「「子宮の記憶」」水のないプール Chemyさんの映画レビュー(感想・評価)
「子宮の記憶」
「子宮が覚えている」。ある漫画に登場したフレーズ。女はたとえ意識が無い中でレイプされても、その事実を子宮が覚えている、というのだ。本作を観てこのフレーズを思い出した。
窓の隙間からクロロホルムを室内に注入し、深夜女性宅に忍び込んで暴行を働く主人公。この全編無表情な主人公を演じる内田裕也がとても不気味だ。家庭もあり、駅員としての仕事もある普通の男が、あることをきっかけに犯罪に目覚めていく。しかし、一連のこの行為が何故か性的なエロさを感じさせない。女性を犯し、裸体の写真を撮るという変質的な行為が、この男の場合、単純な性欲からきているのではないからだ。意識の無い裸の女性たちを、整えられた食卓に着かせ、華やかな晩餐風景を作り出す様は、子供の人形遊びのようだ。遊び相手のいない子供が、1人でする“ごっご遊び”。これは誰からも注目されない平凡な男が築く王国ごっこなのだ。
本作には主要な女性が4人登場する。まず、主人公に頻繁に犯される被害者女性。彼女こそ「子宮の記憶」の持ち主。朝目覚めるといつのまにか全裸で寝ている。やがては知らない間に、朝食の用意がしてあったり、食器の片づけや洗濯がしてある。確実に侵入者がいることを分かっていながら、いつしかその誰とは分からない男を待つ女。彼女の子宮が男を捉える。それは快楽だけではい、どこかに男の“愛”を感じたに違いないのだ。
複雑な心理状態を見せる被害者女性と反して、男の妻のなんと単純で無邪気なことか。彼女は口やかましい典型的な“おかあちゃん”だ。夫が夜な夜な犯罪に身をやつしているなど思いもしない。犯罪どころか浮気すらできないと思っている。素直に正直に生きて来た彼女が、夫の犯罪を知った時にどれほどのショックを受けるかと思うと、少し心が痛んだ。
さて、主人公がこのような犯罪を行うきっかけとなった女性の存在理由が私にはいまひとつ解らない。不良に暴行されそうになっている彼女を助けた主人公は、彼女から信頼され家へ上り込む。暑い夏の夜、窓を開けたまま眠る彼女を盗み見て、部屋へ侵入できることを発見する。最初男は、単に部屋へ侵入するだけだった。彼女の寝顔を見るだけで、彼女を犯すことはしなかった。何故か?彼女に純愛のような気持ちを抱いていたからか?それならば何故、1~2度彼女の部屋へ侵入するだけで終わるのか?イエジー・スコリモフスキ監督の『アンナと過ごした4日間』のように執拗に侵入し、彼女の寝顔を見たり、身の回りの物に触ったり(体には触れずに)といった描写が何故なかったのか(後半は全く出番が無い)?むしろ何度もその体を犯し、その後に家事をしてやっていた「子宮の女」の方に愛情があったのではないか?この女性が単に一連の事件のきっかけを作っただけの存在だとしたら、人気絶頂のアイドルであるMIE(ピンクレディー解散直後の)を起用する必要があっただろうか?

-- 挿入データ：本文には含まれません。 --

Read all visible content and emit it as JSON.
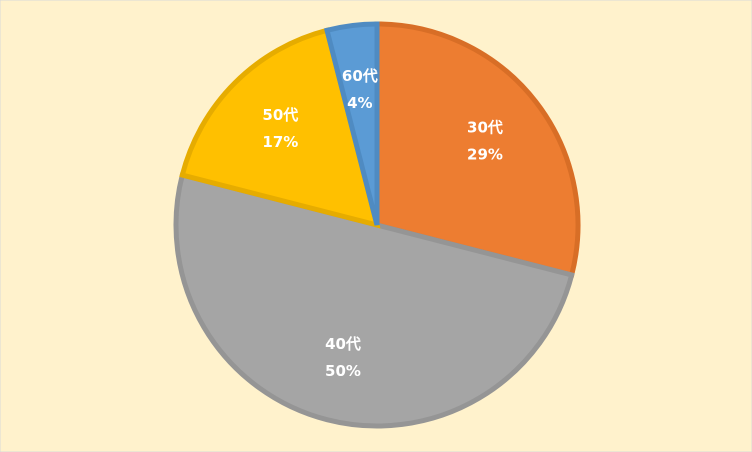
{
  "chart_data": {
    "type": "pie",
    "categories": [
      "30代",
      "40代",
      "50代",
      "60代"
    ],
    "values": [
      29,
      50,
      17,
      4
    ],
    "value_labels": [
      "29%",
      "50%",
      "17%",
      "4%"
    ],
    "colors": [
      "#ED7D31",
      "#A5A5A5",
      "#FFC000",
      "#5B9BD5"
    ],
    "edge_colors": [
      "#D86E26",
      "#959595",
      "#E6AC00",
      "#4F8BC2"
    ]
  }
}
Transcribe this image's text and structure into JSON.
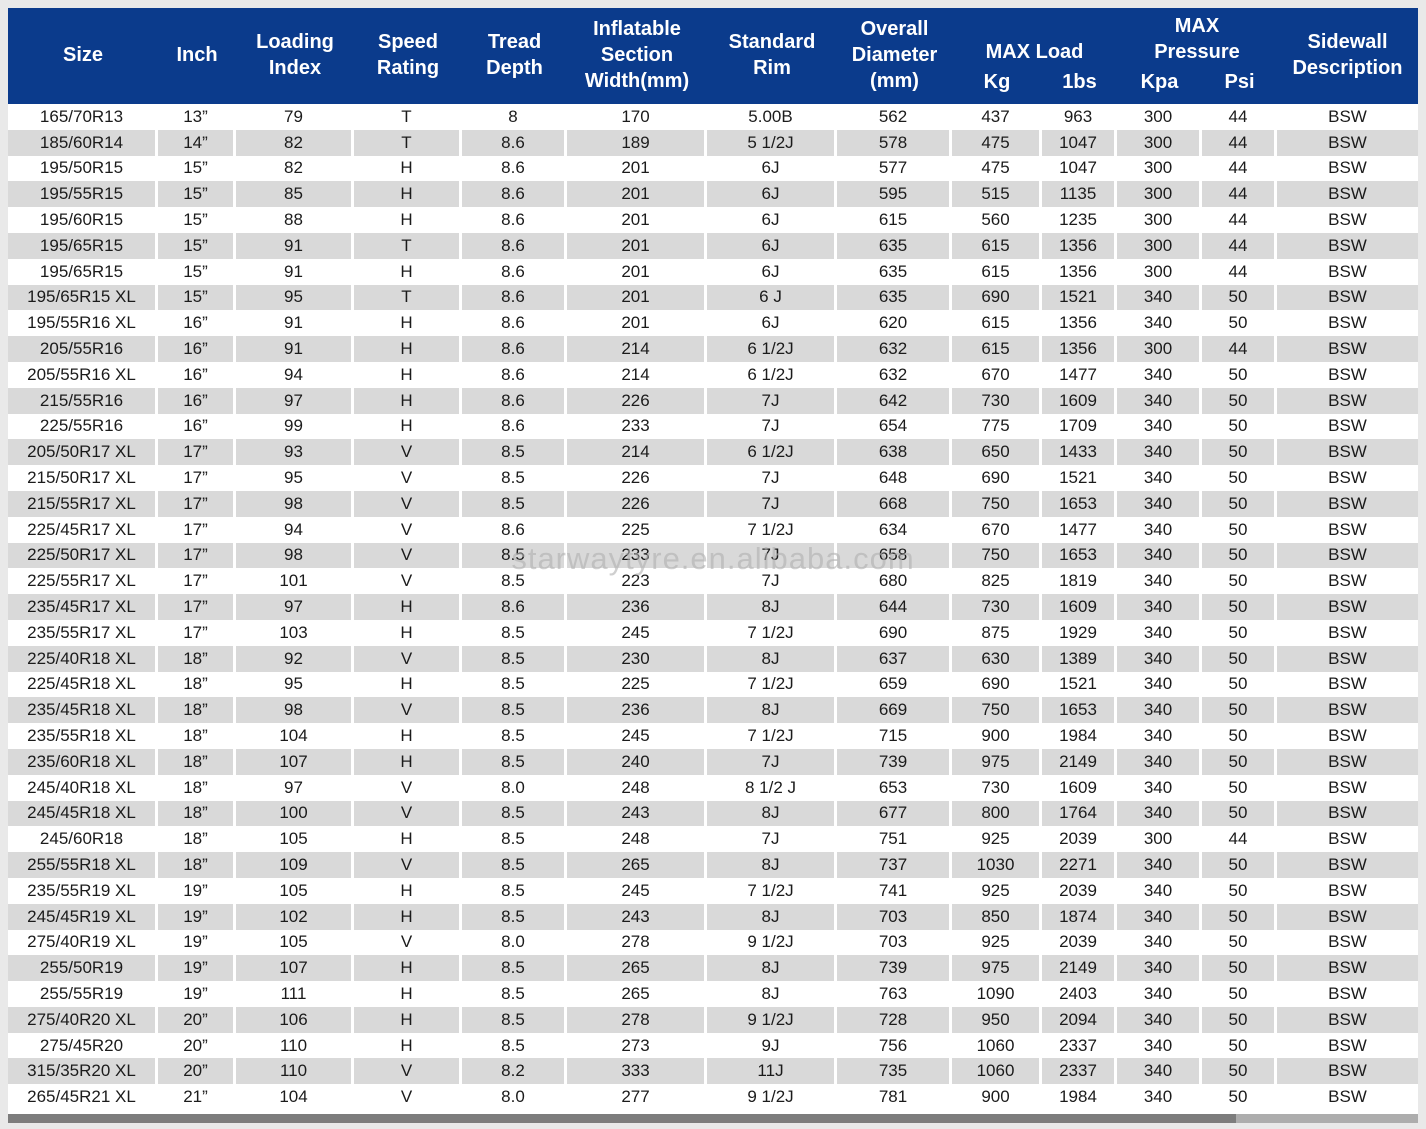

最後にMIE演じる女性のルームメイトである謎の女の存在がある。彼女こそ実は本作で一番のキー・ポイントだと思っている。何故なら彼女が男を「水のないプール」に誘うからだ。彼女と会ったことで男の中の“何か”が目覚めたのだ。男の行為がエスカレートする度に描写される水のないプールのシーン、そこには必ずこの女の存在がある。まるで男を悪夢の世界へ誘う夢先案内人であるかのように・・・。
「水のないプール」は何を暗示しているのか?水のないプール→役にたたないもの→無意味な存在→現実では生きられない男。彼を夢の王国に導いた女は、天使か悪魔か?プールサイドでシャボン玉を吹く女、水のないプールの底に寝そべる男。舌を出す不敵な男のアップを最後に物語は終わる。この深遠なラストシーンにショックを受けると共に、妙に胸がざわついた。